I hesitate a moment. Maybe Sam’s right. But then I think of Mum out there somewhere, possibly injured in some filthy hospital with doctors who don’t speak English.
‘I’m so sorry for your loss,’ I say softly, kneeling down to his level and putting my hand on his arm. He’s wearing a powder-blue suit, more expensive-looking than any of Will’s.
He shakes his head in disbelief, tears falling down his tanned cheeks. ‘I knew she was in the worst possible place for the wave to hit. But I never dreamed I’d find her body. She’s been through so much, gone through so much, and always come out fighting. Oh God.’
His voice cracks and I feel like crying with him. It could have been me kneeling here grieving for my mother. It was for a few moments.
‘I think my mum knew your wife,’ I say gently.
The man flinches. ‘Friend, not wife.’
‘Friend. Sorry. She had my mum’s bag when she was found,’ I say, gesturing to the bag slung over my shoulder. ‘And there was an atlas with a note written by someone called Claire Shreve in it?’
He frowns. ‘Are you sure that’s your mother’s bag?’
‘Her passport was in it. It’s quite a distinctive bag too.’
‘Did your mother know Nathan Styles?’
I think of the business card in the atlas. ‘No. Why?’
He ignores my question. ‘What’s your mother’s name?’ he asks instead.
‘Nora McKenzie.’
His face flickers with recognition. ‘The name rings a bell.’

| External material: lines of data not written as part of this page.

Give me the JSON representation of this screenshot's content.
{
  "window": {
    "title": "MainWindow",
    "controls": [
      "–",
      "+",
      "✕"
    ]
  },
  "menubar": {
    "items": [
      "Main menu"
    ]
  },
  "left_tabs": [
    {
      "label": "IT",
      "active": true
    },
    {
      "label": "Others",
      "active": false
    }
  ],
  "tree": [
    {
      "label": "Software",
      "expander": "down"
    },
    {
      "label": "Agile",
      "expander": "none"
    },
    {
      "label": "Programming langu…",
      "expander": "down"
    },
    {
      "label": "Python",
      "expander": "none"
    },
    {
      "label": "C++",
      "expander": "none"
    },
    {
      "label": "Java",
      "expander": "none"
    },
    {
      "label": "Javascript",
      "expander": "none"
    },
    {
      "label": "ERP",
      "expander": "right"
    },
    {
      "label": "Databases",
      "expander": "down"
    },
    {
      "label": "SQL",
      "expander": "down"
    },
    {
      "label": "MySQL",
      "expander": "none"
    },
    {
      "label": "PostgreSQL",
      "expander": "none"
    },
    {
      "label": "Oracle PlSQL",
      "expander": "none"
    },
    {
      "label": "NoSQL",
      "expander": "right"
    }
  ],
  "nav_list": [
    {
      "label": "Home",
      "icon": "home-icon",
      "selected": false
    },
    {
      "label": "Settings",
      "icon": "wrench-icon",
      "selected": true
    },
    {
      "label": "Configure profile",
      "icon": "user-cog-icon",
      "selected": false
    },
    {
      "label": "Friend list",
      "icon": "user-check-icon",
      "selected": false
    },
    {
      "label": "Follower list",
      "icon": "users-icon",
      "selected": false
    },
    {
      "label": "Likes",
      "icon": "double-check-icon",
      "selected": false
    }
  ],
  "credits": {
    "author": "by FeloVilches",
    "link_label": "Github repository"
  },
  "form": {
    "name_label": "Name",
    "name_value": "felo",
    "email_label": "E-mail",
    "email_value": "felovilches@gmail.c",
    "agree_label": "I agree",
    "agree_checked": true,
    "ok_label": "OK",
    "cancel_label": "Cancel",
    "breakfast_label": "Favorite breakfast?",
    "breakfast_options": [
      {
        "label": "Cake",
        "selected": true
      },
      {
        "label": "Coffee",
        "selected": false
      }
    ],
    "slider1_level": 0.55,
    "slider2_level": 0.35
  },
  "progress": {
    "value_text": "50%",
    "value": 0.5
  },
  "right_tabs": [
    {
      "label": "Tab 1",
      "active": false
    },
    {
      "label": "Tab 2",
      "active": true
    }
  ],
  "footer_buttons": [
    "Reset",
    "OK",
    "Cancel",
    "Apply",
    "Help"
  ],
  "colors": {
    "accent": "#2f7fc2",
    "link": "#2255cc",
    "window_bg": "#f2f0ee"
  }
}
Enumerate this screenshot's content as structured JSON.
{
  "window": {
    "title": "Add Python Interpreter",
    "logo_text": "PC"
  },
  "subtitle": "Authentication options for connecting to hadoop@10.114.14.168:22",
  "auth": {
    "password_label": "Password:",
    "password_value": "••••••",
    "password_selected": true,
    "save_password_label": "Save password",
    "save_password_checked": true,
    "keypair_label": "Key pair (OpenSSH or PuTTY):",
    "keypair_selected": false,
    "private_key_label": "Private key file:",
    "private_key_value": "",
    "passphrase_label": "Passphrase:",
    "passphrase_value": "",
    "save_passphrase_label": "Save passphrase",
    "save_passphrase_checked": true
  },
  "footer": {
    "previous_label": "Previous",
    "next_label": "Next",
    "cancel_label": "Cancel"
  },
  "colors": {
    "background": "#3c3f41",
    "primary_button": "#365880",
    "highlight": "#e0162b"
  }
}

All my nerves stand on edge. ‘Really? Did Claire know my mother?’
‘No, I don’t think so. Sorry, I’m not very good with names, especially now.’ He looks down at the body again, face crumpling. Then he takes in a deep breath, composing himself. ‘I need to make some calls then I really must sleep. But maybe it’ll come to me once I get some rest. Where are you staying?’ I tell him the name of my hotel in Ao Nang and he nods. ‘I’m not far from there. There’s a small café just a few minutes’ walk from it.’